The task of how to map statistical predictions into the control space of the autonomous system (2) classically has been treated with robust control techniques, in which one adds chance constraints or stochastic variables to the objective of an optimal control formulation. While doing yields robust performance for linear systems, most robotic kinematics are highly nonlinear, in which case tried and true methods for linear systems are not appropriate. To circumvent this issue, I am considering developing new formulations of receding horizon control of nonlinear systems where the cost functional automatically switches between optimal and robust control based on the level of predicted uncertainty in the environment. By approaching task (3) in this manner, I am developing a method such that an autonomous system may learn online to compensate for the simplifications made in kinematic models of robot platforms that are typically used to generate control signals, and thus have a robot adjust in real-time to unexpected changes in the environment in which it is operating.


Earlier Work

Prior to coming to UPenn, the unifying theme of my research projects was Monte Carlo and stochastic diffusion approximation algorithms. My undergraduate research project in the Math Dept. at Washington University in St. Louis was to study probabilistic models of predator-prey interactions in migrational settings. To do so, I made use of tools in stochastic simulation and diffusion approximations to discern under which cases population stability, explosion, and extinction occurred across different sites in a nonlinear networked dynamical system.

I spent 2011-2012  at the U.S. Army Research Laboratory ALC as part of the Science Outreach for Army Research (SOAR) program investigating different frameworks for modeling robotic networks in complex domains.

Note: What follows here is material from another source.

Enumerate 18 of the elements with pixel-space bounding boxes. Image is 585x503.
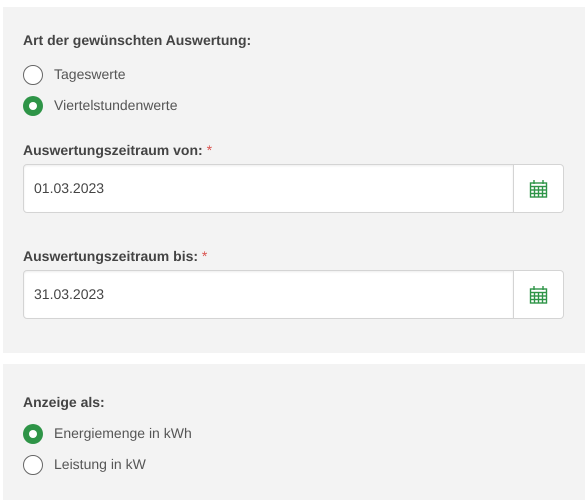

The first project I worked on was to evaluate a "bio--inspired" control strategy on an asynchronous parallel computing architecture. Numerically I was able to conclude that if the amount of information processed passed a certain threshold, the system was controllable. The other project I worked on was generalizing a leader-follower framework for a robotic network to maintain communications connectivity while exploring the environment. I implemented a simulated annealing strategy to overcome the tendency of follower-robots becoming trapped at obstacles in the environment, which is a consequence of non-convexity of the feasible space.

I also worked as a biostatistical research intern at Washington University School of Medicine's Summer Institute for Training in Biostatistics (SIBS), where I performed statistical analyses and explored latent variable patterns in clinical trials via independent component analysis, and  presented my findings to a team of physicians.